Mexican authorities said on Saturday they detained 108 undocumented immigrants along highways, at bus stations and on a cargo train route that thousands of Central Americans use every year to cross Mexico and enter the US illegally.
Ninety five Central Americans, mostly from El Salvador, Guatemala and Honduras, were detained in the southern states of Oaxaca and Tabasco during sweeps by federal police, Mexico’s migration institute said in a statement.
Seven of the Central Americans were children, the institute said.
An increasing number of Central Americans are sneaking across Mexico’s largely unpoliced southern border en route to the US. Migrants have been spurred on by rampant poverty and rising drug gang violence in their home countries.

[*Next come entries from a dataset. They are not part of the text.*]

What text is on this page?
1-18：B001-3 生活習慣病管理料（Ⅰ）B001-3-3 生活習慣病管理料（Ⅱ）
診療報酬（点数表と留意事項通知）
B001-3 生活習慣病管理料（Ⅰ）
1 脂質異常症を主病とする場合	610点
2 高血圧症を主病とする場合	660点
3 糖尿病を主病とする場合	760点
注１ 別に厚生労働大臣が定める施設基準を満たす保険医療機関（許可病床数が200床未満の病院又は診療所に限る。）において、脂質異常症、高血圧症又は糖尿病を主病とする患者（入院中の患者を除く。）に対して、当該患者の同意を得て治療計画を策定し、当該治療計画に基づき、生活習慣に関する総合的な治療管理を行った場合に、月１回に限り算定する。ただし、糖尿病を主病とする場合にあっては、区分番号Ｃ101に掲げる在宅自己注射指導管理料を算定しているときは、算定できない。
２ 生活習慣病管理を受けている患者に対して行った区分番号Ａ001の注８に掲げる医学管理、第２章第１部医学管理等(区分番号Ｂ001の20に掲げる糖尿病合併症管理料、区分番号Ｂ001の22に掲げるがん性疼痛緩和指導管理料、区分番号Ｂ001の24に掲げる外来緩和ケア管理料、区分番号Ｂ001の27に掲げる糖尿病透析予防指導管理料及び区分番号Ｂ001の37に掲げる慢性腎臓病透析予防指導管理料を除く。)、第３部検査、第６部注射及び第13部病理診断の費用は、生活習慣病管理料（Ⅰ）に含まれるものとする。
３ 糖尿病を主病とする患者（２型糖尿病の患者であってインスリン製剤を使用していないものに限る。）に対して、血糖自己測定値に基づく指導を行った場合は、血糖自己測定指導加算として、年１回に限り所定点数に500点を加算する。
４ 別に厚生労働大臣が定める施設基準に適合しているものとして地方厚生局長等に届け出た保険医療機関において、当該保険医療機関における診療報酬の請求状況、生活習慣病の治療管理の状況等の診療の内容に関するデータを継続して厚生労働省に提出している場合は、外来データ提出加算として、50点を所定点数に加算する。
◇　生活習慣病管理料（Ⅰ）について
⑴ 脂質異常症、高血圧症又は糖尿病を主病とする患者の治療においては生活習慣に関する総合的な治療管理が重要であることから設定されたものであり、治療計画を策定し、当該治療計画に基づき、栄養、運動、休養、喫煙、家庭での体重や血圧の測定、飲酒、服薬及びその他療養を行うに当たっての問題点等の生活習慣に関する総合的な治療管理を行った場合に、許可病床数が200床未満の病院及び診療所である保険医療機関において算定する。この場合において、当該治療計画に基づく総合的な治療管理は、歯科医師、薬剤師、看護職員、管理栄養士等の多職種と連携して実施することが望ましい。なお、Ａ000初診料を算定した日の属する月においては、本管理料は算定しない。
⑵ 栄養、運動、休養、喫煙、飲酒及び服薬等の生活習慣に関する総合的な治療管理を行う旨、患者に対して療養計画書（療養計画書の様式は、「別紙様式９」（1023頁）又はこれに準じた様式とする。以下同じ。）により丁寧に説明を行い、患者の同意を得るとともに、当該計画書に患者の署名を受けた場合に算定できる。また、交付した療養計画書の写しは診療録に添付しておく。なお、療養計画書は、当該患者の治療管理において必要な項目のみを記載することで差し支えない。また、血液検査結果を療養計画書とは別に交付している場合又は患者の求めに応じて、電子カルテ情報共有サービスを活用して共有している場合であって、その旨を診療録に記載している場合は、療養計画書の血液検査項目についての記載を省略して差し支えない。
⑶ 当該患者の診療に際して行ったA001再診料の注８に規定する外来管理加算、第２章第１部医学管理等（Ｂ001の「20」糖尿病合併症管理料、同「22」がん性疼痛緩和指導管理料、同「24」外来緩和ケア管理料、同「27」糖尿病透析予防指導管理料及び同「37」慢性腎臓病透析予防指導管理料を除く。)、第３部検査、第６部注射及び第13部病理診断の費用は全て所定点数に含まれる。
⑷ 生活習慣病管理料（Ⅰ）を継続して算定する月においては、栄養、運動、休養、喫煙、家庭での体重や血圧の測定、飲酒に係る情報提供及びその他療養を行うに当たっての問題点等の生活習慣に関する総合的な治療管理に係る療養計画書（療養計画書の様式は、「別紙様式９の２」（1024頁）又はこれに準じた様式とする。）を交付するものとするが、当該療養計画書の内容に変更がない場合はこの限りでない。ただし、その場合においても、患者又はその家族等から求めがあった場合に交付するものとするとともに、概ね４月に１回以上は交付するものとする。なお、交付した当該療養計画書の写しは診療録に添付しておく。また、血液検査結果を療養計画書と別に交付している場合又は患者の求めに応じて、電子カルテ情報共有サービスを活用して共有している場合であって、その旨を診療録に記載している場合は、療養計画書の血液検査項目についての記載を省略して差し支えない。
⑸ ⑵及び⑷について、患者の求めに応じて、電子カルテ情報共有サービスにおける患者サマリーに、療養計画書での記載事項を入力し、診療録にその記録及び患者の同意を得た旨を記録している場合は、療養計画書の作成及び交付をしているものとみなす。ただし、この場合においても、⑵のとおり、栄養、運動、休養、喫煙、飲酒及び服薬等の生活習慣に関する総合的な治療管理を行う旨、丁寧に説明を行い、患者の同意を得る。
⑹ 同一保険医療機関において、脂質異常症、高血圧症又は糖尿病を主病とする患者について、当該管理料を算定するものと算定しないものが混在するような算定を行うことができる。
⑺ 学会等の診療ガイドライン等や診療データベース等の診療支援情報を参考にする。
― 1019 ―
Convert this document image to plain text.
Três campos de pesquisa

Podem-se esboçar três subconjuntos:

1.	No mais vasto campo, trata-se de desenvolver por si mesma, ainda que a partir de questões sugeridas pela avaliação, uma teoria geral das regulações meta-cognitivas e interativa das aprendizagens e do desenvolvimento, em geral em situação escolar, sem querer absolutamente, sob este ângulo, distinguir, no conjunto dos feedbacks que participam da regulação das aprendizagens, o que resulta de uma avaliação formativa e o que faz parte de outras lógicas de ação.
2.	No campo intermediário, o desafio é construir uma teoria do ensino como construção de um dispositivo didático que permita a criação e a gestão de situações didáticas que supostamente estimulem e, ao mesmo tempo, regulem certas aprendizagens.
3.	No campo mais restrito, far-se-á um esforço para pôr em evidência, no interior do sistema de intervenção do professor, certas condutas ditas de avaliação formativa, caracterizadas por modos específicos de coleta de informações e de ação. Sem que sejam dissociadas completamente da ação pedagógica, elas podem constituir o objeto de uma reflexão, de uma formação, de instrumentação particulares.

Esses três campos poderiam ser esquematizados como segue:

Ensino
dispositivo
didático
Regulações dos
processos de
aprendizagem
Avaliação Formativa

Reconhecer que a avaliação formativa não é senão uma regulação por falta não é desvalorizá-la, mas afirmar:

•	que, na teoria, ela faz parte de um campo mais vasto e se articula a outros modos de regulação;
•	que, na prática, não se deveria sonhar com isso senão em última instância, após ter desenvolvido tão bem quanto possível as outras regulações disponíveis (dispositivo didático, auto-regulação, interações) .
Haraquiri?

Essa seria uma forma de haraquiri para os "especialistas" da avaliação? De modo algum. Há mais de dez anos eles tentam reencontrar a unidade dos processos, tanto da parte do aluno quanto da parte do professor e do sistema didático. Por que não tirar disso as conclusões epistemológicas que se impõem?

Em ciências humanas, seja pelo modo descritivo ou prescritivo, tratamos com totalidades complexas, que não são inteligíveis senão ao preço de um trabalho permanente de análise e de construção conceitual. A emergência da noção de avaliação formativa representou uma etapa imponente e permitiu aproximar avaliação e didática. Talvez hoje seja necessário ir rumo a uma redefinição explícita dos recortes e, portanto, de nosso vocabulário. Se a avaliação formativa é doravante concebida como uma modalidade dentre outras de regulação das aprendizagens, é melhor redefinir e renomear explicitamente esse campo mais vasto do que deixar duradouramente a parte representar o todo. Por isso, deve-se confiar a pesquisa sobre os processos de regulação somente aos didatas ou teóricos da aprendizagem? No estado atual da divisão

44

Citizens of other countries are also risking the dangerous route across southern Mexico. Eight people from India and five from Bangladesh were also detained in the southern Mexican police sweeps.
US President Barack Obama is to travel to Mexico and Central America this week, and his talks with leaders will likely include prospects for a sweeping reform of US immigration laws and efforts to reduce the tide of undocumented immigrants.
The US Senate, which is controlled by Obama’s Democrats, is pushing ahead on a bipartisan bill that would bolster border security and put 11 million people living illegally in the US on a 13-year path to citizenship.
However, the legislation faces a challenge in the Republican-controlled US House of Representatives.
The number of undocumented Central Americans deported from the US has risen in recent years. Nearly 95,000 people from the region were deported from the US last year compared to about 78,500 in 2011, according to US Immigration and Customs Enforcement data.
Most of the migrants were from El Salvador, Honduras and Guatemala, where gang violence has increased in recent years.
Mass detentions of Central Americans in Mexico are common, but authorities have been criticized for lax enforcement at the border. Police are accused of exploiting migrants for bribes, while local gangs regularly kidnap migrants and seek ransoms from their relatives.